1996 yılında Susurluk kazası ile gündeme kontrgerilla tartışmaları oturdu. Koalisyon ortağı DYP kontrgerillayı savunurken, Erbakan da o dönem yapılan “aydınlık için bir dakika karanlık” eylemleriyle “gulu gulu dansı” diyerek dalga geçiyordu.

28 Şubat sürecinde ordunun müdahalesiyle tartışmalı Refah-Yol hükümetine el çektirildi.

Yargıtay Cumhuriyet Başsavcısı Vural Savaş’ın RP’nin kapatılması için Anayasa Mahkemesi’ne başvurması üzerine parti 1998 yılında kapatıldı. Aralarında Erbakan’ın da yer aldığı parti yöneticilerine 5 yıl süre ile siyaset yasağı getirildi.

Refah Partisi yerine Fazilet Partisi kuruldu. Genel başkanlığına Erbakan’a sadakati ile bilinen Recai Kutan getirildi. Parti Milli Görüş’çü “gelenekçiler” ile daha sonra AKP’yi kuracak olan “yenilikçiler” arasında çekişmeye sahne oldu. Kutan’ın karşısına bu dönemde “yenilikçi” kanattan Abdullah Gül çıktı, ancak partiyi ele geçiremediler. İstanbul Milletvekili Merve Kavakçı’nın TBMM’ye türbanla girmeye çalışması üzerine bu parti hakkında da kapatma davası açıldı ve Fazilet Partisi 2001 yılında kapatıldı.

SAADET KURULDU, ERDOĞAN-GÜL EKİBİ KOPTU
Kapatılan Fazilet Partisi’nin yerine Saadet Partisi kuruldu. Ancak bu süreçte hareket tam anlamıyla ikiye bölündü. “Yenilikçiler” olarak adlandırılan kanat AKP çatısı altında buluştu. Saadet Partisi hızla kan kaybetmeye başladı.

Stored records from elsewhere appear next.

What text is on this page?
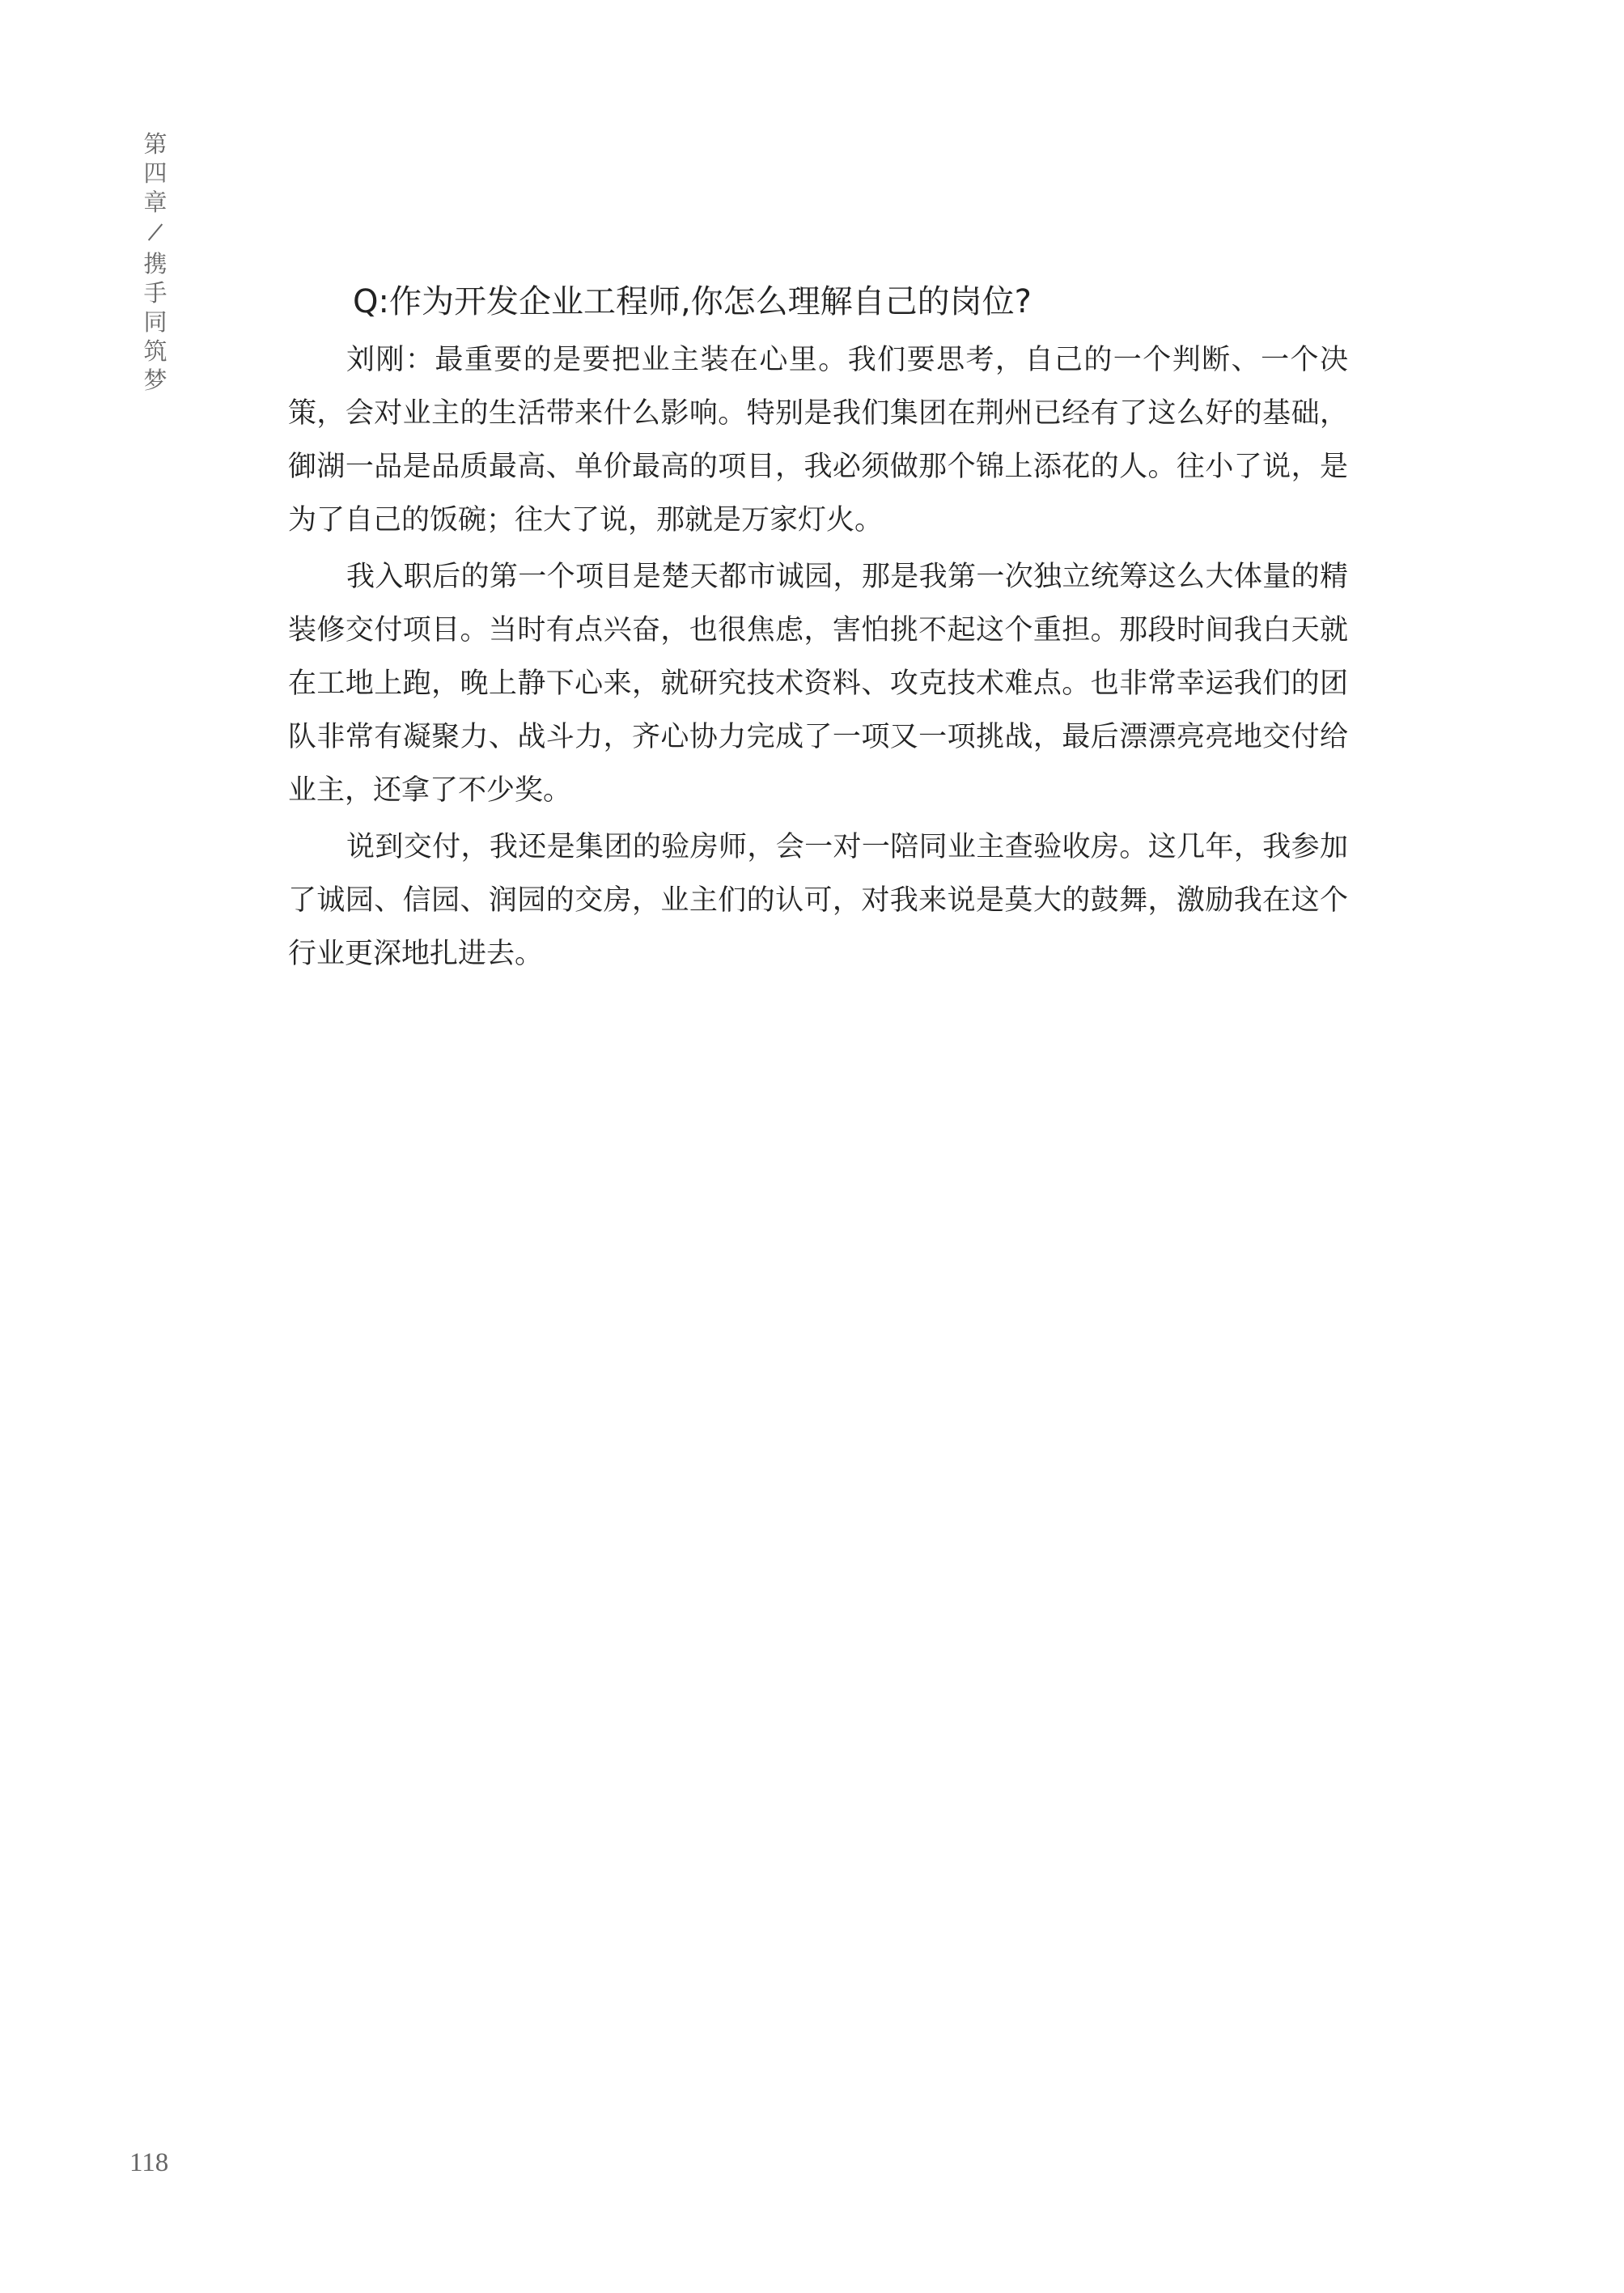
第
四
章
携
手
同
筑
梦

Q:作为开发企业工程师,你怎么理解自己的岗位?

刘刚：最重要的是要把业主装在心里。我们要思考，自己的一个判断、一个决策，会对业主的生活带来什么影响。特别是我们集团在荆州已经有了这么好的基础，御湖一品是品质最高、单价最高的项目，我必须做那个锦上添花的人。往小了说，是为了自己的饭碗；往大了说，那就是万家灯火。

我入职后的第一个项目是楚天都市诚园，那是我第一次独立统筹这么大体量的精装修交付项目。当时有点兴奋，也很焦虑，害怕挑不起这个重担。那段时间我白天就在工地上跑，晚上静下心来，就研究技术资料、攻克技术难点。也非常幸运我们的团队非常有凝聚力、战斗力，齐心协力完成了一项又一项挑战，最后漂漂亮亮地交付给业主，还拿了不少奖。

说到交付，我还是集团的验房师，会一对一陪同业主查验收房。这几年，我参加了诚园、信园、润园的交房，业主们的认可，对我来说是莫大的鼓舞，激励我在这个行业更深地扎进去。

118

“Öğrencileri” Erdoğan, Gül ve Arınç ise iktidara yürüyecekti.

KAYIP TRİLYON DAVASI
1998 yılında kapatılan Refah Partisi’ne hazine tarafından yapılan ödemenin iadesi istendi. Ancak parti yetkilileri, paranın örgütlere dağıtıldığını söyleyerek geri ödeme yapmaya yanaşmadı. Müfettişlerin yaptığı incelemede hazineye ait 1 trilyon liranın (bugünkü karşılığı 1 milyon lira) “sahte belgelerle harcanmış gibi yapıldığı” ortaya çıktı. Bunun üzerine kamuoyunda “Kayıp Trilyon” davası olarak bilinen dava başladı.

Erbakan, 2002’de “özel evrakta sahtecilik” suçundan 2 yıl 4 ay hapis cezasına mahkum oldu ve tekrar siyasi yasaklı konumuna düştü. 2004 yılında bu nedenle Saadet Partisi genel başkanlığından ayrıldı. Hastanelerden aldığı sağlık raporlarıyla cezanın infazını sürekli erteleyen Erbakan’ın imdadına öğrencilerinden oluşan AKP hükümeti yetişti. Önce hapis cezası TCK’da yapılan değişiklikle ev hapsine çevrildi. Erbakan ev hapsini çekerken Adli Tıp Kurumu’nun “sürekli hastalık” raporu doğrultusunda Abdullah Gül tarafından 2008’de affedildi.

GÜL AFFETTİ
Erbakan’ı affeden Abdullah Gül, Refah Partisi genel başkan yardımcılığı görevini yürüttüğü için aynı dava kapsamında yargılanması gerekirken, dokunulmazlık nedeniyle yargılanamamıştı.

Necmettin Erbakan ve AKP’nin kurucu kadroları olan Erdoğan, Gül ve Arınç’ın arası yenilikçi kanadın gelenekçileri eleştirip partiden kopması ve AKP’yi kurmasından beri bozuktu. Buna rağmen siyasi kariyerlerini borçlu oldukları Erbakan’a olan “saygılarını” sürdürdüler.

Şimdilerde Türkiye gericiliğinin “kurucu” isimlerinden Erbakan, zamanında “yenilikçi” olarak tanımlanan Erdoğan’ın oluruyla “devlet büyüğü” olarak anılır hale geldi.